Vorsicht vor Vereinfachungen
Die Ursachen, wie es dazu kommen konnte, sind vielfältig. Und sie liegen keineswegs bloß darin, wie einige Vereinfacher es zu behaupten suchen, daß andere Massenmedien (Rundfunk, Fernsehen usw.) den Zeitungen wichtigen Nährboden entzogen haben. Auch das geradezu erschreckende Uberhandnehmen der Praxis, sich mehr und mehr bloß noch akkustisch und optisch informieren zu lassen, ja, informieren zu können, ist ja nicht Ursache, sondern Wirkung eines viel tiefer liegenden Vorganges.
Zunächst sei ganz allgemein festgehalten, daß sich mit dem Wandel der Gesellschaft natürlich auch deren Organe gewandelt haben. Früher einmal war die Zeitung der Anwalt der bürgerlichen Welt gegenüber dem Staat. Mit dem Abklingen des
Absolutismus, den aufkommenden konstitutionellen Regierungsformen, dem Eindringen des Bürgertums in den Staat wuchs diese Aufgabe der Zeitungen noch. Sie standen zumeist gegen den Staat und für „das allgemeine Beste“; freilich, nicht gegen den Staat in negativistischer Konzeption, sondern gleichsam als Pseudo-Erzengel vor den Toren des bürgerlich-liberalen Paradieses, streng darüber wachend, daß jedes Ein- und Übergreifen des Staates bemerkt und wohl auch abgewehrt werde.

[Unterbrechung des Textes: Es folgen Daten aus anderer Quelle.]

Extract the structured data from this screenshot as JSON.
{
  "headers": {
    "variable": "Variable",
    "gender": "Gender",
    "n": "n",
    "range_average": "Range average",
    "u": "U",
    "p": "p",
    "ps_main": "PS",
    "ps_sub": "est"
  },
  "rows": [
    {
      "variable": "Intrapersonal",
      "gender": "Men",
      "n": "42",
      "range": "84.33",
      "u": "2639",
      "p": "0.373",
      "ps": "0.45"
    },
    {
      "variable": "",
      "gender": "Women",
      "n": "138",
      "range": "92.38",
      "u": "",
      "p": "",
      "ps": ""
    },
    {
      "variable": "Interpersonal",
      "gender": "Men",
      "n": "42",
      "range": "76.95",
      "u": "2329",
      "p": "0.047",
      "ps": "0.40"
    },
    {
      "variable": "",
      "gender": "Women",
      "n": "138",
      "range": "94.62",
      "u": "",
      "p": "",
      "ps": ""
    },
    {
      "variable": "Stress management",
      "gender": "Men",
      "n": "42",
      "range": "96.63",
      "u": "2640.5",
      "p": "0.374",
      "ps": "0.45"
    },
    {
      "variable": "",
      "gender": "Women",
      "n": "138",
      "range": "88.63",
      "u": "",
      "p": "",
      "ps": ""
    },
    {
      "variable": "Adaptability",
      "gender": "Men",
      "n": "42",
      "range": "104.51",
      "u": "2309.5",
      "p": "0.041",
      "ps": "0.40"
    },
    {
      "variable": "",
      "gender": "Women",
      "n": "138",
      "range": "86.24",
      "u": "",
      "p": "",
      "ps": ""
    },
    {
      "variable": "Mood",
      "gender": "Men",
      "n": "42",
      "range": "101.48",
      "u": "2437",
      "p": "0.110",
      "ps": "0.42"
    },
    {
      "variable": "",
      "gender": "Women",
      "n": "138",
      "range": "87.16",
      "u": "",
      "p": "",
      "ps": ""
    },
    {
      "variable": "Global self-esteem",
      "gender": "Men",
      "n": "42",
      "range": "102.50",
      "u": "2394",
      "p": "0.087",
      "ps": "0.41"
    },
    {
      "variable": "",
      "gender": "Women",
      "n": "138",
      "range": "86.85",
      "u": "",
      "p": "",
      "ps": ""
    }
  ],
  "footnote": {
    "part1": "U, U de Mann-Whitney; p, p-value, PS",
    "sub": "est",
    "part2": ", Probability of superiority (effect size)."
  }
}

Heute sind Gesellschaft und Staat so verflochten, „daß sich die Gesellschaft selbst dauernd widerspricht, weil sie sich mit allem identifiziert hat... Nun ist es schwierig zu definieren, wo die wohlverstandenen, neutral beobachteten Interessen der Öffentlichkeit liegen und gegen wen sie in Schutz zu nehmen sind“ (Golo Mann).
Die vierte Macht?
Der bis weit in die erste Hälfte unseres Jahrhunderts behauptete Grundsatz, die Presse sei die vierte Macht im Staate, ist nicht mehr aufrechtzuerhalten, da die Voraussetzung dazu, die Trinität, verloren gegangen ist. Wo treffen sich denn noch hoheitliche Autorität und öffentliche Macht und wo sind sie sorgsam voneinander getrennt?
Im Strudel dieser Ereignisse geriet die Presse funktionsmäßig in einen immer rasanteren Aufspaltungsprozeß: sie wurde in erster Linie Sprachrohr von Gruppen und Interessengemeinschaften: politischen, religiösen, wirtschaftlichen, gesellschaftlichen usw. Unter den verschiedensten Drapierungen dient sie nun — meist immer noch, quasi aus althergebrachter Gewohnheit und weil es sich besser macht, unter dem Vorwand, das „öffentliche Wohl“ im Auge au haben — jeweils den Sonderinteressen. Je mehr diese durcheinander gerieten, je radikaler sich die Veränderungen der Gesellschaft vollzogen, desto wirbeliger mußte es auch in einem der von dieser Gesellschaft hervorgebrachten Organe, diesfalls in der Presse, zugehen.